Choosing Public Policies for Complex Systems. Most people in health policy do not understand complex systems. They really don't understand social science models either. As a result, when they advocate or enact public policies, they are almost always oblivious to the inevitability of unintended consequences. The idea that a policy based on good intentions could actually make things worse is beyond their comprehension.
This problem is not unique to health care. I think it is fair to say that virtually everything we do to try to help low-income families meet essential needs is deeply flawed. In general, the middle class tends to have access to the benefits of capitalism. The poor must rely on government. The middle class exercises choice. The poor have no alternative to what they are offered. The middle class gets the benefits of competition. The poor are left with public sector monopoly. If a middle-class patient is unsatisfied with a doctor or a facility, she can take her dollars and patronize another. The poor tend to be left with whatever doctor or facility is given them.
In general, no one ever planned for the poor to have services that were inferior, bureaucratic and unresponsive. These outcomes are the unintended consequences of policies that were often designed to help them!
Public Policy Lessons. When dealing with a complex system for which there is no reliable predictive model, the first lesson is to show humility. Don't restrict people's behavior when you don't know what you are doing. Restrictions on behavior limit people's ability to meet their own needs and the needs of others. In the absence of better information, we should want people to freely exercise their intelligence, their creativity and their entrepreneurial abilities to solve problems.

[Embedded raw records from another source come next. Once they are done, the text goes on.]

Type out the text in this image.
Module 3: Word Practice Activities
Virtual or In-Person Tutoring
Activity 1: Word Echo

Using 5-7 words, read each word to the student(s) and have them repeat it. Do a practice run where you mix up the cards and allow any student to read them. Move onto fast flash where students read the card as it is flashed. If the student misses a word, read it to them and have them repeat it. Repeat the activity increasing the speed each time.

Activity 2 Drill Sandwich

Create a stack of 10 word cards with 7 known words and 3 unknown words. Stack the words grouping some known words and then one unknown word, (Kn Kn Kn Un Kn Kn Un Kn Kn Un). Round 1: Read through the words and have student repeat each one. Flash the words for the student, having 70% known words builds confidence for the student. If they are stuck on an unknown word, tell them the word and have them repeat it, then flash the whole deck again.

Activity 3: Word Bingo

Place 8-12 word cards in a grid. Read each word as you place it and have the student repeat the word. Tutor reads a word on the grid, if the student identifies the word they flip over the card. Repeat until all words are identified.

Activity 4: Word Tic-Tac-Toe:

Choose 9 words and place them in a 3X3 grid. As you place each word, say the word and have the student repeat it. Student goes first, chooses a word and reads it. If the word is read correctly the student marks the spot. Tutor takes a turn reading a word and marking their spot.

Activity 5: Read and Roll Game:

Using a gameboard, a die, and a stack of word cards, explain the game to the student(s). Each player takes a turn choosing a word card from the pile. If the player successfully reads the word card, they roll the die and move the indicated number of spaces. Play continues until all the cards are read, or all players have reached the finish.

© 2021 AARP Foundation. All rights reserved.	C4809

A second lesson is that we should eliminate restrictions on behavior unless there is overwhelming evidence that they do more good than harm. This means, for example, allowing low-income families on Medicaid greater access to services whose prices are determined in the marketplace. Let Medicaid enrollees add to Medicaid's fee with out of pocket money and pay the market price at walk-in clinics, surgi-centers and free standing emergency care clinics. Also, we should make it easier for nurses, physicians' assistants and other non-doctor providers to deliver care to low-income patients by relaxing occupational licensing restrictions.
A third lesson is to avoid trying to administer and regulate the system from the top. If we are dealing with a complex system and we don't have a reliable model to predict how it will respond to simple parameter changes, it is more important than ever to avoid trying to solve problems with top down commands. Instead, we need to begin the process of liberation by working from the bottom up.